Visual GPS-denied multi-agent localization & terrain classification

Abstract

This paper furthers the state of the art of visual localization by harnessing recently developed scene recognition and understanding machine learning (ML) algorithms to rethink how vision can be used for navigation, particularly when combined with a realistic, minimalist, and robust multi-agent approach. The focus on visual navigation comes as GPS is increasingly unreliable (jammed, spoofed, or disabled), or unavailable (indoor, or extraterrestrial environments). GPS denial/unreliability is an area of active research in general, with unmanned parafoil systems being one UAV application. The landing locations for parafoil systems must be pre-programmed manually with global coordinates, which may be inaccurate or outdated, and offer no in-flight adaptability. This paper will introduce a novel and minimalist approach to visual navigation and multi-agent communication using semantic machine learning classification and geometric constraints. This approach enables localization and landing site identification for multiple communicating UAV systems deployed in GPS-denied environments. This is a capability extending beyond singleagent localization, as well as a novel landing site classification approach.

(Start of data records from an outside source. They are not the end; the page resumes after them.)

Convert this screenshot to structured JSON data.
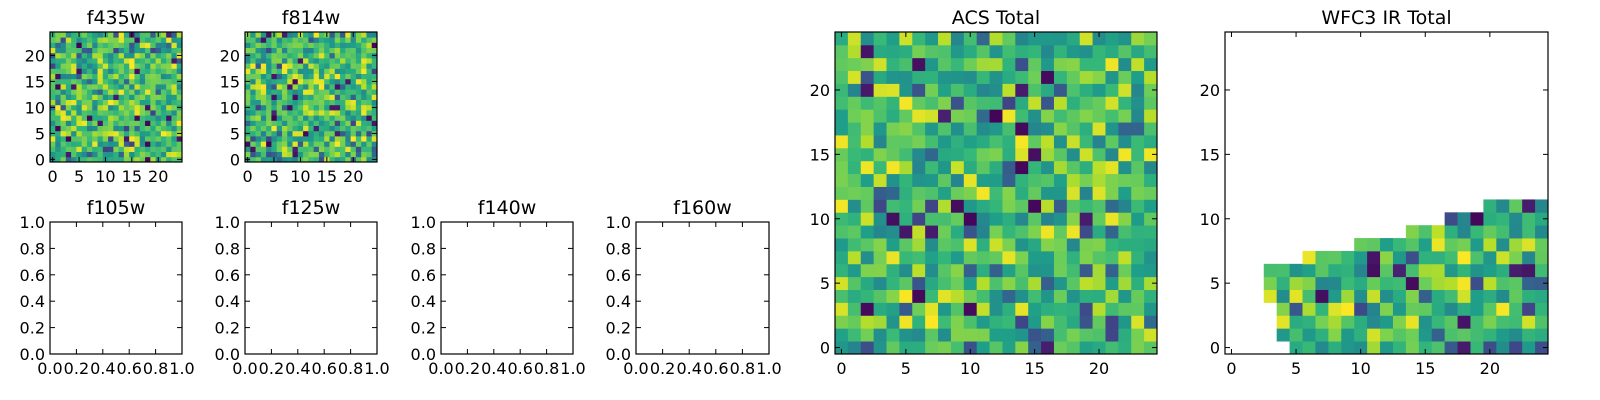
{
  "chart_data": [
    {
      "type": "heatmap",
      "title": "f435w",
      "colormap": "viridis",
      "grid_size": 25,
      "xlim": [
        -0.5,
        24.5
      ],
      "ylim": [
        -0.5,
        24.5
      ],
      "xticks": [
        0,
        5,
        10,
        15,
        20
      ],
      "yticks": [
        0,
        5,
        10,
        15,
        20
      ],
      "fill": "random-full",
      "xtick_labels": [
        "0",
        "5",
        "10",
        "15",
        "20"
      ],
      "ytick_labels": [
        "0",
        "5",
        "10",
        "15",
        "20"
      ],
      "seed": 11
    },
    {
      "type": "heatmap",
      "title": "f814w",
      "colormap": "viridis",
      "grid_size": 25,
      "xlim": [
        -0.5,
        24.5
      ],
      "ylim": [
        -0.5,
        24.5
      ],
      "xticks": [
        0,
        5,
        10,
        15,
        20
      ],
      "yticks": [
        0,
        5,
        10,
        15,
        20
      ],
      "fill": "random-full",
      "xtick_labels": [
        "0",
        "5",
        "10",
        "15",
        "20"
      ],
      "ytick_labels": [
        "0",
        "5",
        "10",
        "15",
        "20"
      ],
      "seed": 23
    },
    {
      "type": "heatmap",
      "title": "f105w",
      "empty": true,
      "xlim": [
        0,
        1
      ],
      "ylim": [
        0,
        1
      ],
      "xtick_labels": [
        "0.0",
        "0.2",
        "0.4",
        "0.6",
        "0.8",
        "1.0"
      ],
      "ytick_labels": [
        "0.0",
        "0.2",
        "0.4",
        "0.6",
        "0.8",
        "1.0"
      ]
    },
    {
      "type": "heatmap",
      "title": "f125w",
      "empty": true,
      "xlim": [
        0,
        1
      ],
      "ylim": [
        0,
        1
      ],
      "xtick_labels": [
        "0.0",
        "0.2",
        "0.4",
        "0.6",
        "0.8",
        "1.0"
      ],
      "ytick_labels": [
        "0.0",
        "0.2",
        "0.4",
        "0.6",
        "0.8",
        "1.0"
      ]
    },
    {
      "type": "heatmap",
      "title": "f140w",
      "empty": true,
      "xlim": [
        0,
        1
      ],
      "ylim": [
        0,
        1
      ],
      "xtick_labels": [
        "0.0",
        "0.2",
        "0.4",
        "0.6",
        "0.8",
        "1.0"
      ],
      "ytick_labels": [
        "0.0",
        "0.2",
        "0.4",
        "0.6",
        "0.8",
        "1.0"
      ]
    },
    {
      "type": "heatmap",
      "title": "f160w",
      "empty": true,
      "xlim": [
        0,
        1
      ],
      "ylim": [
        0,
        1
      ],
      "xtick_labels": [
        "0.0",
        "0.2",
        "0.4",
        "0.6",
        "0.8",
        "1.0"
      ],
      "ytick_labels": [
        "0.0",
        "0.2",
        "0.4",
        "0.6",
        "0.8",
        "1.0"
      ]
    },
    {
      "type": "heatmap",
      "title": "ACS Total",
      "colormap": "viridis",
      "grid_size": 25,
      "xlim": [
        -0.5,
        24.5
      ],
      "ylim": [
        -0.5,
        24.5
      ],
      "xticks": [
        0,
        5,
        10,
        15,
        20
      ],
      "yticks": [
        0,
        5,
        10,
        15,
        20
      ],
      "fill": "random-full",
      "xtick_labels": [
        "0",
        "5",
        "10",
        "15",
        "20"
      ],
      "ytick_labels": [
        "0",
        "5",
        "10",
        "15",
        "20"
      ],
      "seed": 37
    },
    {
      "type": "heatmap",
      "title": "WFC3 IR Total",
      "colormap": "viridis",
      "grid_size": 25,
      "xlim": [
        -0.5,
        24.5
      ],
      "ylim": [
        -0.5,
        24.5
      ],
      "xticks": [
        0,
        5,
        10,
        15,
        20
      ],
      "yticks": [
        0,
        5,
        10,
        15,
        20
      ],
      "fill": "random-staircase",
      "coverage_rows": [
        {
          "y": 0,
          "x_start": 5,
          "x_end": 24
        },
        {
          "y": 1,
          "x_start": 4,
          "x_end": 24
        },
        {
          "y": 2,
          "x_start": 4,
          "x_end": 24
        },
        {
          "y": 3,
          "x_start": 4,
          "x_end": 24
        },
        {
          "y": 4,
          "x_start": 3,
          "x_end": 24
        },
        {
          "y": 5,
          "x_start": 3,
          "x_end": 24
        },
        {
          "y": 6,
          "x_start": 3,
          "x_end": 24
        },
        {
          "y": 7,
          "x_start": 6,
          "x_end": 24
        },
        {
          "y": 8,
          "x_start": 10,
          "x_end": 24
        },
        {
          "y": 9,
          "x_start": 14,
          "x_end": 24
        },
        {
          "y": 10,
          "x_start": 17,
          "x_end": 24
        },
        {
          "y": 11,
          "x_start": 20,
          "x_end": 24
        }
      ],
      "xtick_labels": [
        "0",
        "5",
        "10",
        "15",
        "20"
      ],
      "ytick_labels": [
        "0",
        "5",
        "10",
        "15",
        "20"
      ],
      "seed": 53
    }
  ]
}
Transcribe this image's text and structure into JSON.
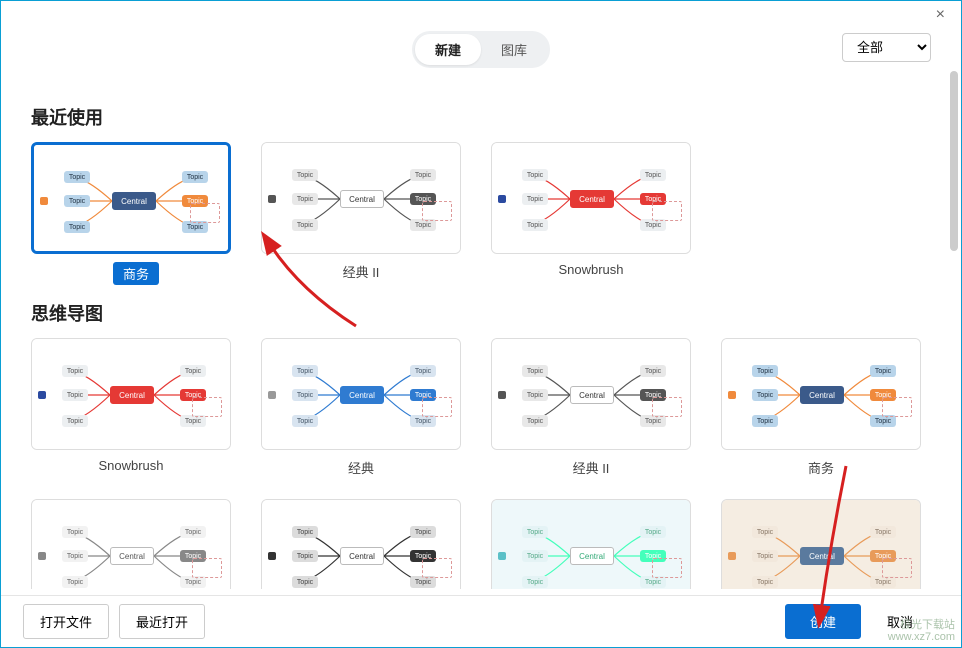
{
  "window": {
    "close_icon": "×"
  },
  "header": {
    "tabs": [
      {
        "label": "新建",
        "active": true
      },
      {
        "label": "图库",
        "active": false
      }
    ],
    "filter_selected": "全部"
  },
  "sections": {
    "recent": {
      "title": "最近使用",
      "items": [
        {
          "label": "商务",
          "selected": true,
          "style": "business",
          "central_label": "Central",
          "topic_label": "Topic",
          "colors": {
            "central_bg": "#3b5a8a",
            "topic_bg": "#b8d4ea",
            "accent": "#f08a3c",
            "side": "#f08a3c",
            "topic_text": "#234"
          }
        },
        {
          "label": "经典 II",
          "selected": false,
          "style": "classic2",
          "central_label": "Central",
          "topic_label": "Topic",
          "colors": {
            "central_bg": "#ffffff",
            "central_text": "#333",
            "topic_bg": "#e8e8e8",
            "accent": "#555",
            "line1": "#d94",
            "line2": "#3a8",
            "line3": "#48c",
            "topic_text": "#555"
          }
        },
        {
          "label": "Snowbrush",
          "selected": false,
          "style": "snowbrush",
          "central_label": "Central",
          "topic_label": "Topic",
          "colors": {
            "central_bg": "#e53935",
            "topic_bg": "#eceff1",
            "accent": "#e53935",
            "side": "#2b4aa0",
            "topic_text": "#555"
          }
        }
      ]
    },
    "mindmap": {
      "title": "思维导图",
      "items": [
        {
          "label": "Snowbrush",
          "style": "snowbrush",
          "central_label": "Central",
          "topic_label": "Topic",
          "colors": {
            "central_bg": "#e53935",
            "topic_bg": "#eceff1",
            "accent": "#e53935",
            "side": "#2b4aa0",
            "topic_text": "#555"
          }
        },
        {
          "label": "经典",
          "style": "classic",
          "central_label": "Central",
          "topic_label": "Topic",
          "colors": {
            "central_bg": "#2f7bd1",
            "topic_bg": "#d8e4f0",
            "accent": "#2f7bd1",
            "side": "#999",
            "topic_text": "#456"
          }
        },
        {
          "label": "经典 II",
          "style": "classic2",
          "central_label": "Central",
          "topic_label": "Topic",
          "colors": {
            "central_bg": "#ffffff",
            "central_text": "#333",
            "topic_bg": "#e8e8e8",
            "accent": "#555",
            "topic_text": "#555"
          }
        },
        {
          "label": "商务",
          "style": "business",
          "central_label": "Central",
          "topic_label": "Topic",
          "colors": {
            "central_bg": "#3b5a8a",
            "topic_bg": "#b8d4ea",
            "accent": "#f08a3c",
            "side": "#f08a3c",
            "topic_text": "#234"
          }
        },
        {
          "label": "",
          "style": "plain",
          "central_label": "Central",
          "topic_label": "Topic",
          "colors": {
            "central_bg": "#ffffff",
            "central_text": "#555",
            "topic_bg": "#f2f2f2",
            "accent": "#888",
            "side": "#888",
            "topic_text": "#666"
          }
        },
        {
          "label": "",
          "style": "dark",
          "central_label": "Central",
          "topic_label": "Topic",
          "colors": {
            "central_bg": "#ffffff",
            "central_text": "#333",
            "topic_bg": "#dcdcdc",
            "accent": "#333",
            "side": "#333",
            "topic_text": "#444"
          }
        },
        {
          "label": "",
          "style": "aqua",
          "central_label": "Central",
          "topic_label": "Topic",
          "colors": {
            "central_bg": "#ffffff",
            "central_text": "#3a7",
            "topic_bg": "#e4f3f5",
            "accent": "#4fb",
            "side": "#5bc0c7",
            "topic_text": "#5a8",
            "page_bg": "#eef8fa"
          }
        },
        {
          "label": "",
          "style": "warm",
          "central_label": "Central",
          "topic_label": "Topic",
          "colors": {
            "central_bg": "#5a7a9e",
            "topic_bg": "#f2e8dc",
            "accent": "#e89b5a",
            "side": "#e89b5a",
            "topic_text": "#876",
            "page_bg": "#f5ede2"
          }
        }
      ]
    }
  },
  "footer": {
    "open_file": "打开文件",
    "recent_open": "最近打开",
    "create": "创建",
    "cancel": "取消"
  },
  "watermark": {
    "line1": "极光下载站",
    "line2": "www.xz7.com"
  },
  "annotation_arrows": {
    "color": "#d62020"
  }
}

A mathematical foundation using information theory provides the technical grounding for the algorithms presented, and simulation results demonstrate how multiple agents using the proposed algorithms make a significant improvement in localization accuracy and speed over a single agent. Desirable landing sites for UAVs generally, and autonomous parafoils in particular, constitute locations where payload survivability and accessibility are greatest. An on-board semantic representation and understanding of the operating environment will allow systems to automatically detect and classify these desirable and undesirable landing sites, enabling successful landing in a much larger class of scenarios than currently possible, in addition to a fail-safe capability when localization is not feasible. This paper will further introduce an algorithm enabling multiple agents to reproduce this classification of their environment on-line better and more rapidly than a single agent working alone, demonstrating the advantage of multiple agents in this context as well. This has applications to general UAV landing, whether powered or unpowered, on Earth or in extra-terrestrial environments.